So, as an addendum to my update on cloth diapering, I wanted to share an experience with seller's remorse.
I took all my pocket diapers to the local cloth diaper store to get some help figuring out how to keep cloth diapering, and I realized that that system of cloth diaper was not going to work for us anymore. So, what to do with all those cloth diapers? Sell them, obviously.
The store I went to made me an offer and it kind of broke my heart - about 25% of what I'd paid for the diapers, even though they were used. This was because the quality of the diapers was, well, used. I bought them online for the most part, and it's hard to judge the quality through photos, not to mention that I really hadn't looked at any brand new diapers and wasn't able to see the differences even when they were apparent.

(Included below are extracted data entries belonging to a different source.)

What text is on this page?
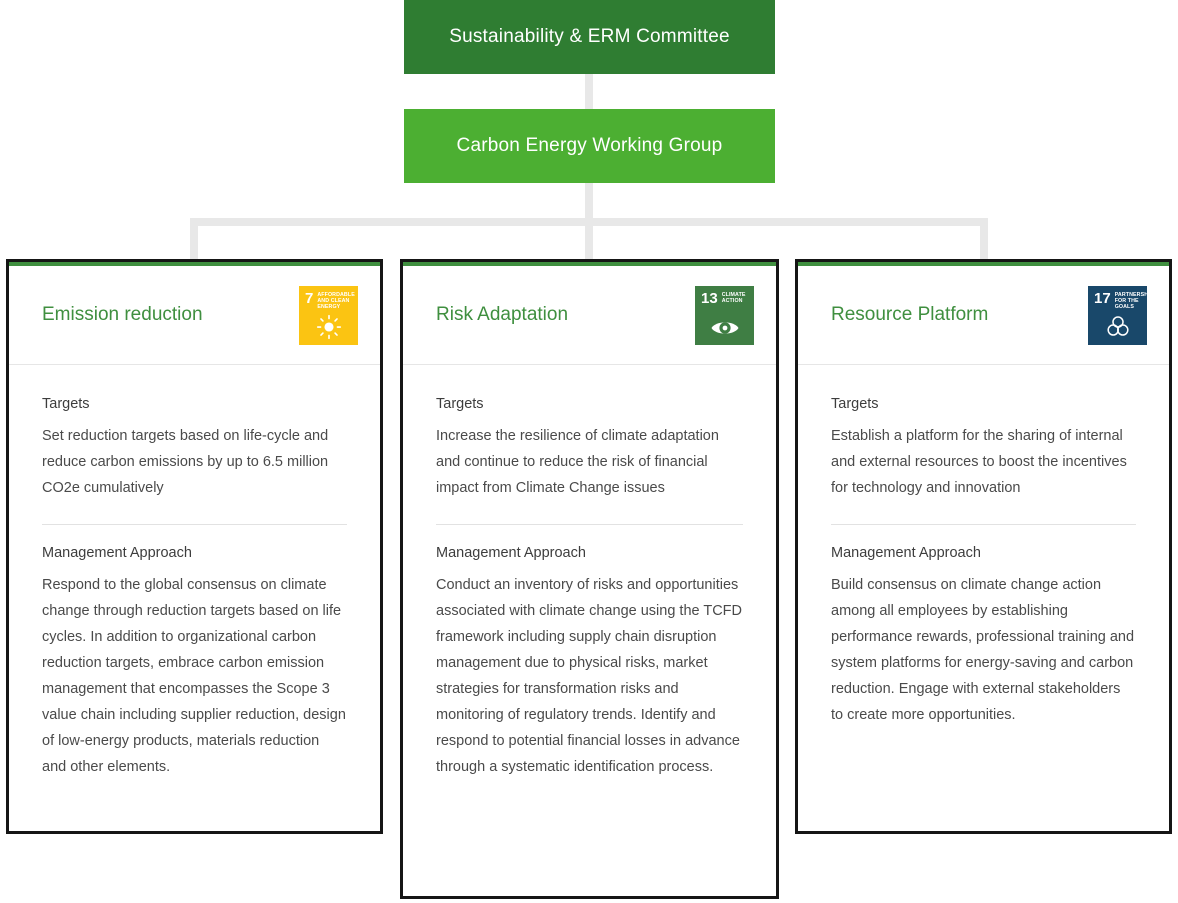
Sustainability & ERM Committee
Carbon Energy Working Group
Emission reduction
7 AFFORDABLE AND CLEAN ENERGY

Targets

Set reduction targets based on life-cycle and reduce carbon emissions by up to 6.5 million CO2e cumulatively

Management Approach

Respond to the global consensus on climate change through reduction targets based on life cycles. In addition to organizational carbon reduction targets, embrace carbon emission management that encompasses the Scope 3 value chain including supplier reduction, design of low-energy products, materials reduction and other elements.

Risk Adaptation
13 CLIMATE ACTION

Targets

Increase the resilience of climate adaptation and continue to reduce the risk of financial impact from Climate Change issues

Management Approach

Conduct an inventory of risks and opportunities associated with climate change using the TCFD framework including supply chain disruption management due to physical risks, market strategies for transformation risks and monitoring of regulatory trends. Identify and respond to potential financial losses in advance through a systematic identification process.

Resource Platform
17 PARTNERSHIPS FOR THE GOALS

Targets

Establish a platform for the sharing of internal and external resources to boost the incentives for technology and innovation

Management Approach

Build consensus on climate change action among all employees by establishing performance rewards, professional training and system platforms for energy-saving and carbon reduction. Engage with external stakeholders to create more opportunities.
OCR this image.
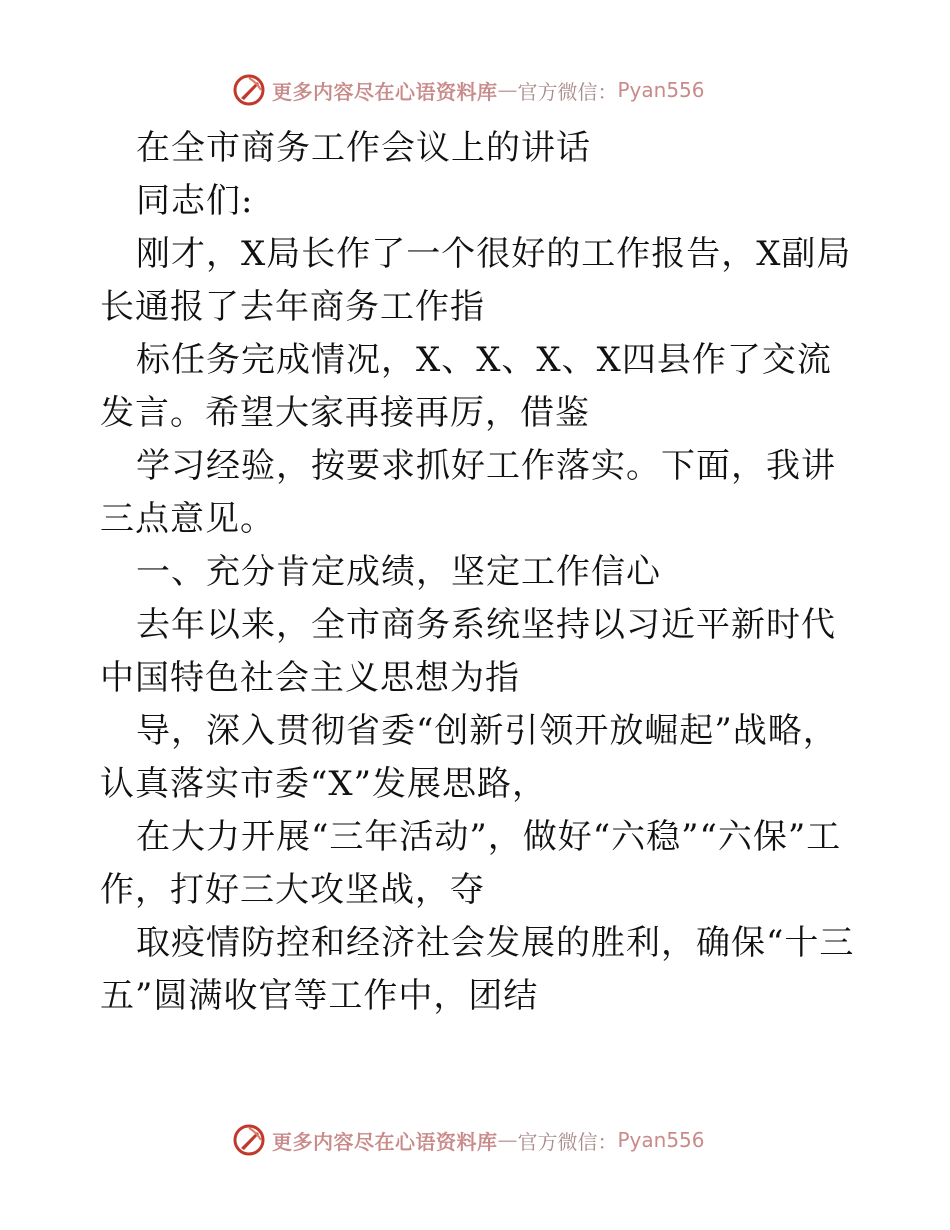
更多内容尽在心语资料库 — 官方微信： Pyan556

在全市商务工作会议上的讲话

同志们:

刚才，X局长作了一个很好的工作报告，X副局长通报了去年商务工作指

标任务完成情况，X、X、X、X四县作了交流发言。希望大家再接再厉，借鉴

学习经验，按要求抓好工作落实。下面，我讲三点意见。

一、充分肯定成绩，坚定工作信心

去年以来，全市商务系统坚持以习近平新时代中国特色社会主义思想为指

导，深入贯彻省委“创新引领开放崛起”战略，认真落实市委“X”发展思路，

在大力开展“三年活动”，做好“六稳”“六保”工作，打好三大攻坚战，夺

取疫情防控和经济社会发展的胜利，确保“十三五”圆满收官等工作中，团结

更多内容尽在心语资料库 — 官方微信： Pyan556
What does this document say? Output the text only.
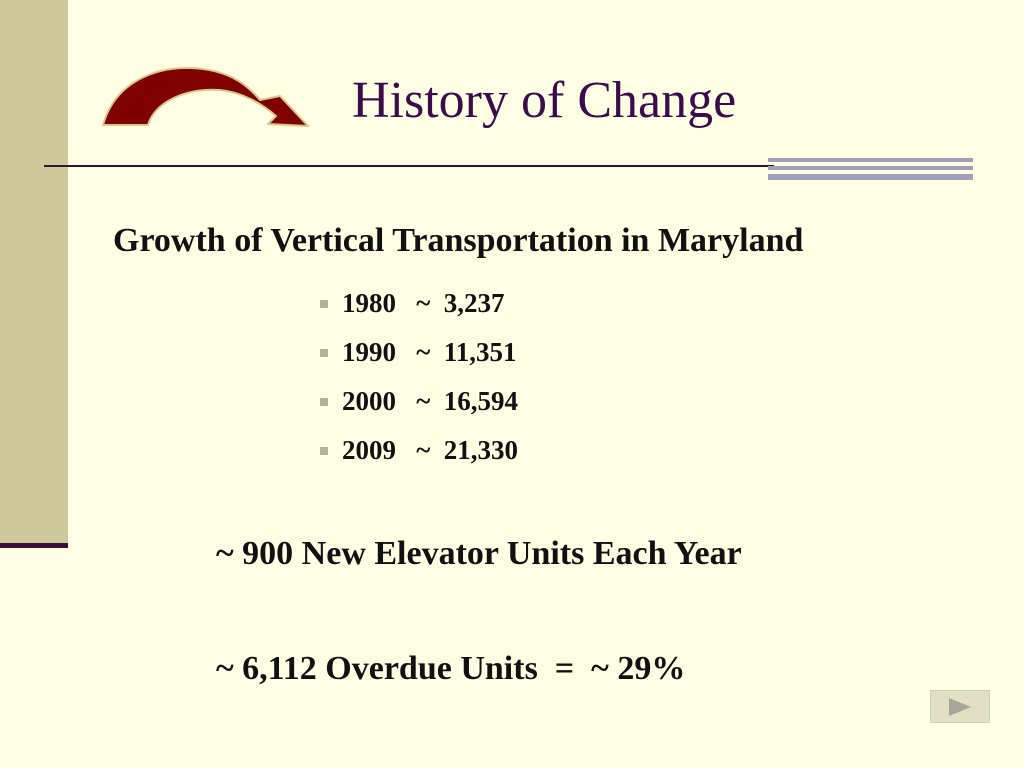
History of Change
Growth of Vertical Transportation in Maryland
1980   ~  3,237
1990   ~  11,351
2000   ~  16,594
2009   ~  21,330
~ 900 New Elevator Units Each Year
~ 6,112 Overdue Units  =  ~ 29%
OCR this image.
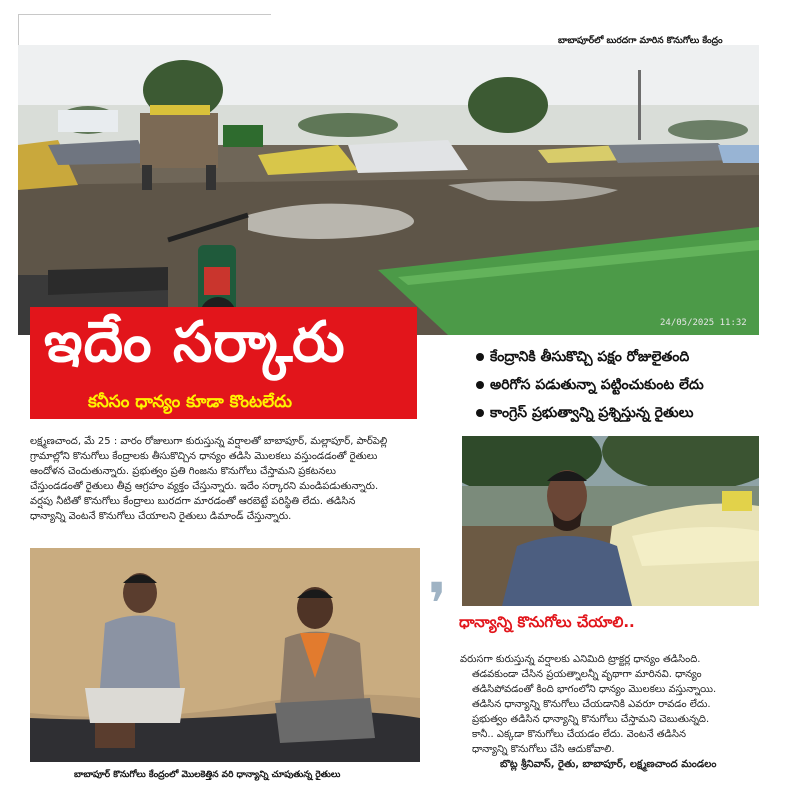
బాబాపూర్‌లో బురదగా మారిన కొనుగోలు కేంద్రం
24/05/2025 11:32
ఇదేం సర్కారు
కనీసం ధాన్యం కూడా కొంటలేదు
కేంద్రానికి తీసుకొచ్చి పక్షం రోజులైతంది
అరిగోస పడుతున్నా పట్టించుకుంట లేదు
కాంగ్రెస్ ప్రభుత్వాన్ని ప్రశ్నిస్తున్న రైతులు
లక్ష్మణచాంద, మే 25 : వారం రోజులుగా కురుస్తున్న వర్షాలతో బాబాపూర్, మల్లాపూర్, పార్‌పెల్లి
గ్రామాల్లోని కొనుగోలు కేంద్రాలకు తీసుకొచ్చిన ధాన్యం తడిసి మొలకలు వస్తుండడంతో రైతులు
ఆందోళన చెందుతున్నారు. ప్రభుత్వం ప్రతి గింజను కొనుగోలు చేస్తామని ప్రకటనలు
చేస్తుండడంతో రైతులు తీవ్ర ఆగ్రహం వ్యక్తం చేస్తున్నారు. ఇదేం సర్కారని మండిపడుతున్నారు.
వర్షపు నీటితో కొనుగోలు కేంద్రాలు బురదగా మారడంతో ఆరబెట్టే పరిస్థితి లేదు. తడిసిన
ధాన్యాన్ని వెంటనే కొనుగోలు చేయాలని రైతులు డిమాండ్ చేస్తున్నారు.
❜ ధాన్యాన్ని కొనుగోలు చేయాలి..
వరుసగా కురుస్తున్న వర్షాలకు ఎనిమిది ట్రాక్టర్ల ధాన్యం తడిసింది.
తడవకుండా చేసిన ప్రయత్నాలన్నీ వృథాగా మారినవి. ధాన్యం
తడిసిపోవడంతో కింది భాగంలోని ధాన్యం మొలకలు వస్తున్నాయి.
తడిసిన ధాన్యాన్ని కొనుగోలు చేయడానికి ఎవరూ రావడం లేదు.
ప్రభుత్వం తడిసిన ధాన్యాన్ని కొనుగోలు చేస్తామని చెబుతున్నది.
కానీ.. ఎక్కడా కొనుగోలు చేయడం లేదు. వెంటనే తడిసిన
ధాన్యాన్ని కొనుగోలు చేసి ఆదుకోవాలి.
బొట్ల శ్రీనివాస్, రైతు, బాబాపూర్, లక్ష్మణచాంద మండలం
బాబాపూర్ కొనుగోలు కేంద్రంలో మొలకెత్తిన వరి ధాన్యాన్ని చూపుతున్న రైతులు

Many of them needed repairs made - new velro or new leg elastic. This was all stuff I could have done myself, and I would have gotten a better price - but the hourly rate would not have been worth it. The time I have to myself to do that kind of crafty work without a toddler grabbing at the needle is limited, and would mean giving up other things like reading for enjoyment or spending time with Peanut. For a savings of $2-3 per hour, that didn't really seem worth it. (Plus, I would have had to buy velcro and elastic - further eroding my profit!)
For our next foray into cloth diapering, I will only be buying either new diapers or used diapers that I am able to examine in person. I also am not going to limit myself to a strict budget for getting a full stash - even if I spend twice what I did before, it would be a pittance compared to the cost of disposables for the rest of the time Baby M is in diapers.
Even so, I left the store second-guessing myself for several days, feeling terrible for all the money I'd "wasted". I finally complained about it to Peanut, and he pointed out that even with the loss I'd taken, I still managed to diaper Baby M for more than a year for just $150. BabyCenter's baby cost calculator puts the estimated cost of disposables at $72/MONTH. Well! That puts it into perspective very nicely!
So, no more seller's remorse for me - now I'm just focusing on not trying to save money to spite myself by going the cheapest route possible. Sometimes it pays to spend just a bit more for the best value.